Treatment of Mesothelioma and the Embrace in Sentate
Mesothelioma Treatment and Cure Hope
The U.S. Senate has taken an historic step in acknowledging the responsibility of both the federal government and industry to fund research for a cure for malignant mesothelioma, a cancer of the lung, heart and abdominal linings associated with asbestos exposure.
SB 852, the proposed Fairness in Asbestos Injury Resolution Act, was recently amended to include a National Mesothelioma Research and Treatment Program. The bill would allocate $29 million per year for 10 years to meso research. Of this, the asbestos trust fund contributors would pay $17 million per year, and the government, through the National Institutes of Health, would contribute $12 million per year.

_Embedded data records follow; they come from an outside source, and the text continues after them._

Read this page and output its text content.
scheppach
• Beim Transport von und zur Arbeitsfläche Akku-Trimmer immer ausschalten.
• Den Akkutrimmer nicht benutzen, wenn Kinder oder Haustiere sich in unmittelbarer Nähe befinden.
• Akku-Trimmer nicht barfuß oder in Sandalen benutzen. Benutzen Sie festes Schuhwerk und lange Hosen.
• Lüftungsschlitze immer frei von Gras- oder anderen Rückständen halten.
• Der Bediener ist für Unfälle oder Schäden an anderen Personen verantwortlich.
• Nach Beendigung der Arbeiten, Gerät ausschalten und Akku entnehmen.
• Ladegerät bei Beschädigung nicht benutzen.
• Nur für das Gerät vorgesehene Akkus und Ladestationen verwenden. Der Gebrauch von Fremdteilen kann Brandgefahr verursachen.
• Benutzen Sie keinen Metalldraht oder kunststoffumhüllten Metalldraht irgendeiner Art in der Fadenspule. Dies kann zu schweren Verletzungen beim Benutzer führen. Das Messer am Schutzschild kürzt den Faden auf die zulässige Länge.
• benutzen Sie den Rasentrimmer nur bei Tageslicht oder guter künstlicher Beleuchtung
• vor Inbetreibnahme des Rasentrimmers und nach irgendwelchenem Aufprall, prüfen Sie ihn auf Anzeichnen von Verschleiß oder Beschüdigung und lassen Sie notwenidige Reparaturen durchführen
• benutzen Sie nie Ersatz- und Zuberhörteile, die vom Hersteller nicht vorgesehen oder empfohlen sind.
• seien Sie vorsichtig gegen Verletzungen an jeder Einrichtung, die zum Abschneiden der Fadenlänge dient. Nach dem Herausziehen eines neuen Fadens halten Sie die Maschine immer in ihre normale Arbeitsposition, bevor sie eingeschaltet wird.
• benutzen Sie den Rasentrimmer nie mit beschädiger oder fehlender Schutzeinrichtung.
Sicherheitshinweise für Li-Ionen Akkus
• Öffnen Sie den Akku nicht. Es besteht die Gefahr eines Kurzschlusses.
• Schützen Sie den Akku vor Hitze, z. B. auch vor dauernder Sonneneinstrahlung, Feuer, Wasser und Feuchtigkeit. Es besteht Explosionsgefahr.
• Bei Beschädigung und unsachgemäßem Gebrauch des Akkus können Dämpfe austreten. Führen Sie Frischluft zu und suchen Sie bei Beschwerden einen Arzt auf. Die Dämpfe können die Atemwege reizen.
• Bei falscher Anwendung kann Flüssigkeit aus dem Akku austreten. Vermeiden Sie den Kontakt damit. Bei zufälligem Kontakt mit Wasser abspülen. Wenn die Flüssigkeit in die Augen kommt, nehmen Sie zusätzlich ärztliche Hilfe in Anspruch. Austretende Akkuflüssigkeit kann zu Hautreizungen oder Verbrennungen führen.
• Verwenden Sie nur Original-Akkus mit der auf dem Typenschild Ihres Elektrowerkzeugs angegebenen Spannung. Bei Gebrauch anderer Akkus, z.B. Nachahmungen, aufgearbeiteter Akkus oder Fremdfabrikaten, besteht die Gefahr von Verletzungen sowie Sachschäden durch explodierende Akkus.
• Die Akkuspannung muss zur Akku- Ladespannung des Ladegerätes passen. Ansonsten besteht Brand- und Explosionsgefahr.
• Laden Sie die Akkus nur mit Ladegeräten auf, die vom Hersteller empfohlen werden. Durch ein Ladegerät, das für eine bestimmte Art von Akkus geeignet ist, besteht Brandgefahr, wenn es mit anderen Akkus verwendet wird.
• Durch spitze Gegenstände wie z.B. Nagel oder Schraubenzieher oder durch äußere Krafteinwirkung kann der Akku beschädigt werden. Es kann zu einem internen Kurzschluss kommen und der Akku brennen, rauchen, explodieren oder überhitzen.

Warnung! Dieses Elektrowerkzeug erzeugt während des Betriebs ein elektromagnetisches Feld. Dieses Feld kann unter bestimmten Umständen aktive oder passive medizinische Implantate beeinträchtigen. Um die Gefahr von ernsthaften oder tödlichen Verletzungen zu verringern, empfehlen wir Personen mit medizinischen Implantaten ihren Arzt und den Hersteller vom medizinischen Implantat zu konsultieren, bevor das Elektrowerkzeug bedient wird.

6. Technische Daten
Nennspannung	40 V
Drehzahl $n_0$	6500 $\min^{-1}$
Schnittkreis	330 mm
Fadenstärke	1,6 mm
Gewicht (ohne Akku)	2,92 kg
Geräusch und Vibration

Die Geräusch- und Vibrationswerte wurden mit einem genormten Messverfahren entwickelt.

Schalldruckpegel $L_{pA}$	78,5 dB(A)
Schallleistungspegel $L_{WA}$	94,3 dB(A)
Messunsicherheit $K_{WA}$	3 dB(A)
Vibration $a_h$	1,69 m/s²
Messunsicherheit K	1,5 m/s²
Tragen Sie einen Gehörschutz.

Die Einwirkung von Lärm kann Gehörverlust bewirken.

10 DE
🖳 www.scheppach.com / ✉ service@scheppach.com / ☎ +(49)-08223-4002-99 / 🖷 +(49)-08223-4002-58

The program would provide $2.5 million per year each to ten national medical centers for research on the detection, prevention, treatment and cure of meso. The centers would be selected through a competitive peer review process that would evaluate such factors as their track record for exemplary laboratory and clinical research, geographic distribution, proximity to high incidence areas, and affiliation with Veterans Administration hospitals (noting that "veterans... have suffered excessively from mesothelioma").
The first-ever program also would establish a meso registry and a tissue bank. The registry would help collect data on patients' symptoms, treatment, outcomes and quality of life. Unlike Australia and most European countries, the U.S. does not have a system for tracking meso. The Tissue Bank would help researchers study blood and tissue in the effort to unlock the mysteries on how to control this deadly cancer.
"This is an important first step," said Roger Worthington, the founder of the Mesothelioma Applied Research Foundation, which has advocated the creation of the program for the past three years. "We thank Senator Herb Kohl for his leadership in championing this long overdue program, and Senators Patrick Leahy and Arlen Specter for recognizing its importance."
MARF had originally sought a separate federal appropriation for the research program, asserting that the government's duty to help asbestos cancer patients was essential on in its own, and should not be tied to the fortunes of a controversial asbestos trust fund bill. However, Senator Kohl recognized that the trust fund bill's focus solely on economic aspects of "asbestos injury" wrongly ignored the need to address the human suffering itself, and he therefore worked to incorporate MARF's proposed meso research program into the trust fund bill.